I've been interested in ikiwiki ever since Joey first wrote about it back in 2006, but it took me until just recently to finally bite the bullet and migrate to ikiwiki.
The plan was to retain everything, including comments, and I've mostly achieved that. Still, a few things were lost along the way:
- There were a few blog entries that had special characters in their filename which blosxom didn't care about but ikiwiki didn't like. Since there were only a handful of them, I've ignored those for now. It does mean those are now dead links, but I decided it's not worth bothering about much.
- My previous setup had a fairly intricate way to choose a different stylescript which I'm fairly sure nobody (but me) ever used. To keep things simple, I've decided not to port that over to ikiwiki. Instead, only the most recent 'grass' stylesheet has been retained (though it required some changes to accomodate for the fact that elements have different class names and ids in ikiwiki as compared to my own stuff, obviously)

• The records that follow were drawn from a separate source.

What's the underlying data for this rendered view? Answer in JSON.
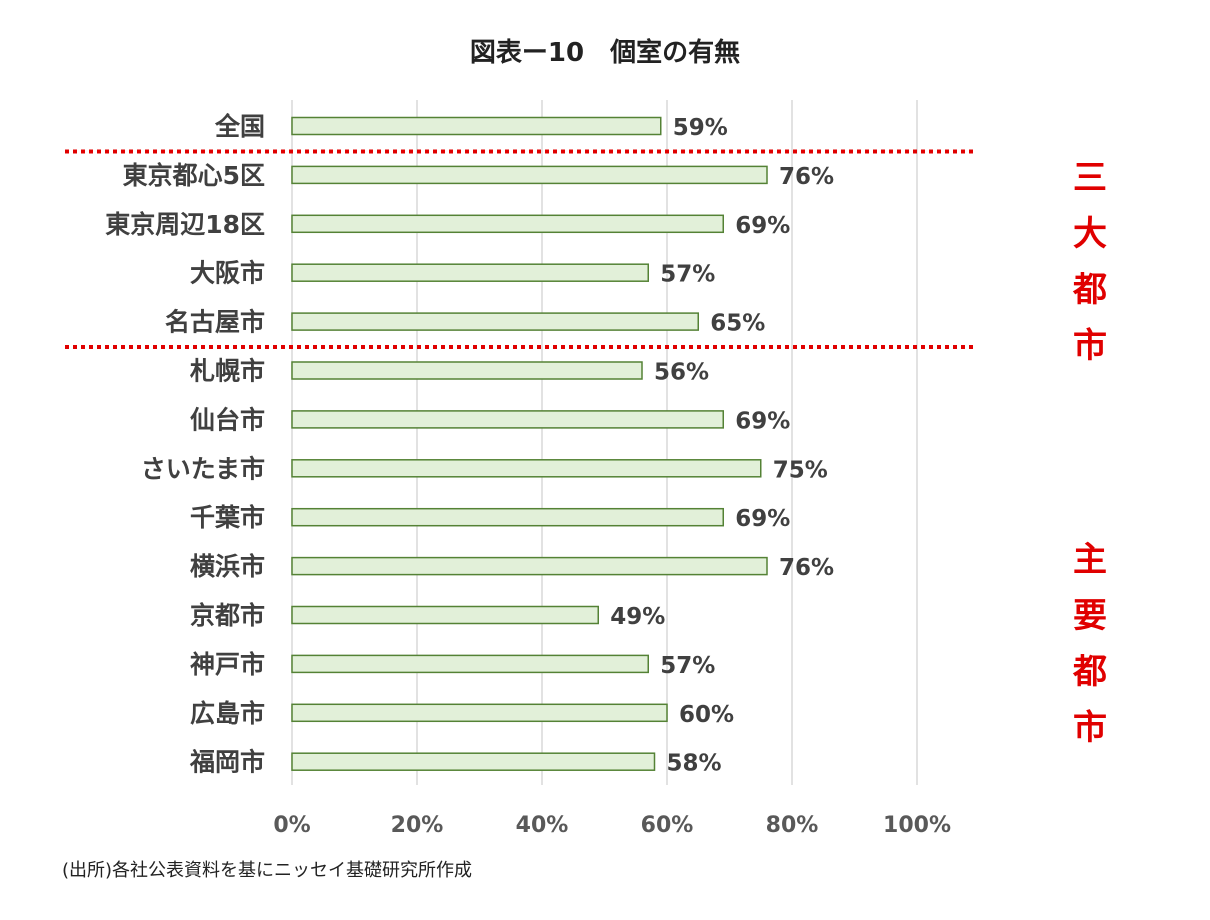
{
  "title": "図表ー10　個室の有無",
  "source": "(出所)各社公表資料を基にニッセイ基礎研究所作成",
  "colors": {
    "bar_fill": "#e2f0d9",
    "bar_stroke": "#548235",
    "divider": "#e00000",
    "grid": "#d9d9d9",
    "group_label": "#e00000"
  },
  "groups": [
    {
      "label": "三大都市",
      "chars": [
        "三",
        "大",
        "都",
        "市"
      ]
    },
    {
      "label": "主要都市",
      "chars": [
        "主",
        "要",
        "都",
        "市"
      ]
    }
  ],
  "chart_data": {
    "type": "bar",
    "orientation": "horizontal",
    "categories": [
      "全国",
      "東京都心5区",
      "東京周辺18区",
      "大阪市",
      "名古屋市",
      "札幌市",
      "仙台市",
      "さいたま市",
      "千葉市",
      "横浜市",
      "京都市",
      "神戸市",
      "広島市",
      "福岡市"
    ],
    "values": [
      59,
      76,
      69,
      57,
      65,
      56,
      69,
      75,
      69,
      76,
      49,
      57,
      60,
      58
    ],
    "value_labels": [
      "59%",
      "76%",
      "69%",
      "57%",
      "65%",
      "56%",
      "69%",
      "75%",
      "69%",
      "76%",
      "49%",
      "57%",
      "60%",
      "58%"
    ],
    "x_ticks": [
      "0%",
      "20%",
      "40%",
      "60%",
      "80%",
      "100%"
    ],
    "xlim": [
      0,
      110
    ],
    "grid": true,
    "legend": "none",
    "dividers_after_index": [
      0,
      4
    ]
  }
}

- My own comment system had threading support, which ikiwiki does not seem to have. I did consider adding it, but I've decided not to care much.
I should note that at this point I've only ported the blog itself, not the rest of my website. While ikiwiki can be used for that as well, the parts outside of my blog are fairly static and don't change all that often. In addition, those bits are set up in an even uglier way, and I didn't want to fix them up just yet.
Things I've learned:
- ikiwiki does not track timestamps across git moves. Not sure whether this is a bug. It meant I couldn't rename the "special-characters entries" that I mentioned above, since the dates would be all wrong.
- You can cherry-pick an entire git branch onto another branch (without having to specify each and every commit individually), if you need/want to avoid a merge commit. Apparently ikiwiki got confused about the merge commit, and we ran in the above same issue; but with cherry-picking the commits from the git-svn branch on which they were, stuff was done correctly.
Is --gettime the option you need for that? It tells ikiwiki to use the commit timestamp instead of the source file's mtime. Makes things slow, but you should only need to use it for one rebuild.